At the end of the day, you’re another day older.
This lyric from Les Miserables has been on my mind this week as I spent it packing up my room and parts of our house as we prepare to move from Cambridge to Brighton. While I am grateful for another box or two packed away, I find myself asking, “What can it mean that we grow older each day?”
Yes, it does mean we age physically. But it can also mean growing up a little bit better, a little more wiser than I am today as I look forward to tomorrow. I’d like to think this is a Christian way to appreciate growing older each day. It is about maturing into the persons we were created to become.
In his humanity, Jesus models the way we can do this. He ended each day looking back on his experience of God’s presence in the people and events he had and in the sharing of God’s love he enjoyed. He did this in prayer. His was a prayer of thanksgiving for God’s blessings but also for God’s action in his life.
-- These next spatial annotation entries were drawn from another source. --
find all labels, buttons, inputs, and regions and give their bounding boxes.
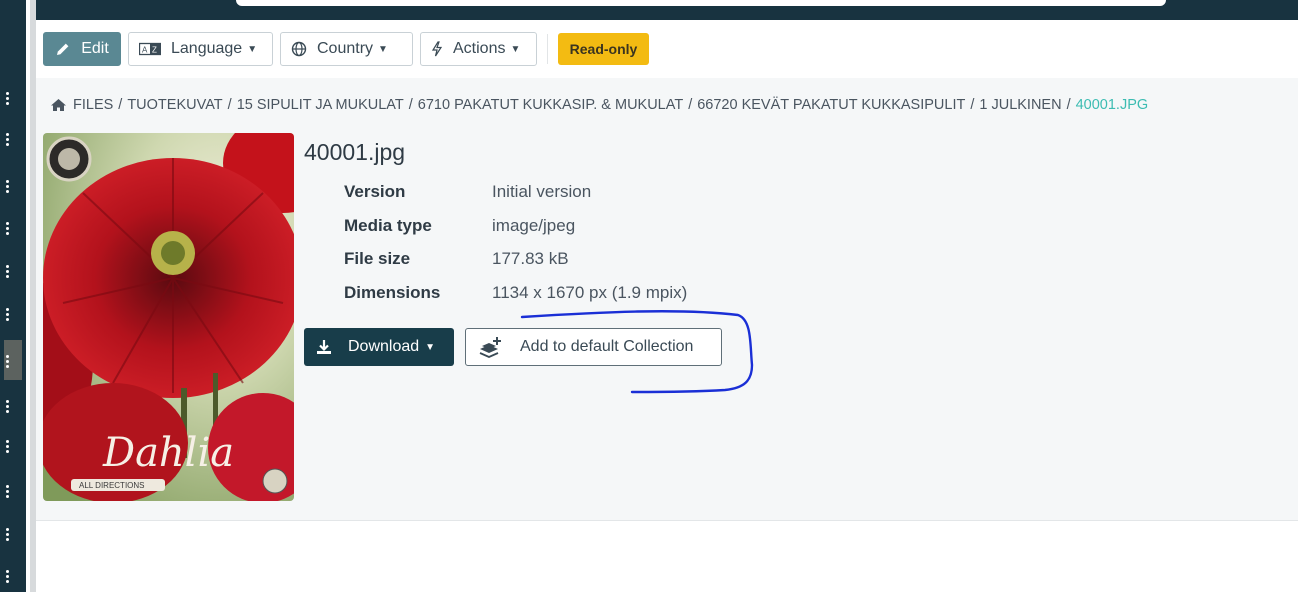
breadcrumb: FILES / TUOTEKUVAT / 15 SIPULIT JA MUKUL… [50,97,1148,113]
meta-key: Dimensions [344,283,441,302]
thumbnail-footer-text: ALL DIRECTIONS [79,481,145,490]
dahlia-image: Dahlia ALL DIRECTIONS [43,133,294,501]
breadcrumb-item[interactable]: 66720 KEVÄT PAKATUT KUKKASIPULIT [697,97,965,113]
toolbar: Edit AZ Language ▼ Country ▼ Actions ▼ R… [36,20,1298,78]
actions-label: Actions [453,40,506,57]
breadcrumb-item[interactable]: FILES [73,97,113,113]
language-dropdown[interactable]: AZ Language ▼ [128,32,273,66]
breadcrumb-separator: / [408,97,413,113]
drag-handle-icon[interactable] [6,133,10,147]
chevron-down-icon: ▼ [510,43,521,55]
search-bar[interactable] [236,0,1166,6]
download-icon [317,340,331,354]
drag-handle-icon[interactable] [6,355,10,369]
meta-key: File size [344,249,411,268]
meta-value: Initial version [492,182,592,201]
drag-handle-icon[interactable] [6,400,10,414]
left-nav-bar [0,0,26,592]
drag-handle-icon[interactable] [6,440,10,454]
thumbnail-script-text: Dahlia [102,430,234,476]
drag-handle-icon[interactable] [6,308,10,322]
meta-value: 177.83 kB [492,249,569,268]
meta-key: Version [344,182,406,201]
file-thumbnail[interactable]: Dahlia ALL DIRECTIONS [43,133,294,501]
chevron-down-icon: ▼ [425,341,436,353]
country-label: Country [317,40,374,57]
drag-handle-icon[interactable] [6,570,10,584]
breadcrumb-separator: / [970,97,975,113]
breadcrumb-separator: / [1066,97,1071,113]
breadcrumb-current: 40001.JPG [1075,97,1149,113]
edit-button[interactable]: Edit [43,32,121,66]
drag-handle-icon[interactable] [6,528,10,542]
meta-value: 1134 x 1670 px (1.9 mpix) [492,283,688,302]
chevron-down-icon: ▼ [378,43,388,55]
file-details-panel: FILES / TUOTEKUVAT / 15 SIPULIT JA MUKUL… [36,78,1298,521]
breadcrumb-item[interactable]: TUOTEKUVAT [127,97,222,113]
breadcrumb-item[interactable]: 6710 PAKATUT KUKKASIP. & MUKULAT [418,97,683,113]
drag-handle-icon[interactable] [6,92,10,106]
home-icon[interactable] [50,98,67,112]
read-only-badge: Read-only [558,33,649,65]
svg-text:A: A [142,46,148,55]
drag-handle-icon[interactable] [6,180,10,194]
file-title: 40001.jpg [304,139,406,165]
svg-text:Z: Z [152,46,157,55]
language-icon: AZ [139,42,161,56]
breadcrumb-separator: / [227,97,232,113]
download-button[interactable]: Download ▼ [304,328,454,366]
breadcrumb-item[interactable]: 1 JULKINEN [979,97,1061,113]
chevron-down-icon: ▼ [247,43,258,55]
breadcrumb-separator: / [118,97,123,113]
edit-button-label: Edit [81,40,109,57]
drag-handle-icon[interactable] [6,485,10,499]
bolt-icon [431,41,443,57]
layers-plus-icon [479,337,501,358]
breadcrumb-separator: / [688,97,693,113]
toolbar-divider [547,34,548,64]
drag-handle-icon[interactable] [6,265,10,279]
globe-icon [291,41,307,57]
drag-handle-icon[interactable] [6,222,10,236]
add-to-collection-label: Add to default Collection [520,338,694,355]
actions-dropdown[interactable]: Actions ▼ [420,32,537,66]
download-label: Download [348,338,420,355]
left-panel-strip [0,0,36,592]
add-to-collection-button[interactable]: Add to default Collection [465,328,722,366]
meta-key: Media type [344,216,432,235]
meta-value: image/jpeg [492,216,576,235]
language-label: Language [171,40,243,57]
top-header-bar [36,0,1298,20]
pencil-icon [57,43,69,55]
country-dropdown[interactable]: Country ▼ [280,32,413,66]
breadcrumb-item[interactable]: 15 SIPULIT JA MUKULAT [237,97,404,113]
Jesus’ example of thanksgiving offers us three ways to mature in wisdom in God. First, we can recognize that we are in fact rich: we do already have much in life. The poor teach us this in their generous sharing of smiles and nods even as we avoid their outstretched hands. Second, we can celebrate that this wealth will always be ours: God cannot not give abundantly because we are his. We only need to pause and marvel that we are alive, even with our faults and sins, to acknowledge this. Third, we can share our wealth with others because we will always have more than enough. Our ability to make time for others is proof of this.
Perhaps, to be wise is to have the humility to know that our who, what and why questions about the meaning of our lives find their answer in God daily.
Might this then not be a better way to understand what it means to grow older at the end of each day?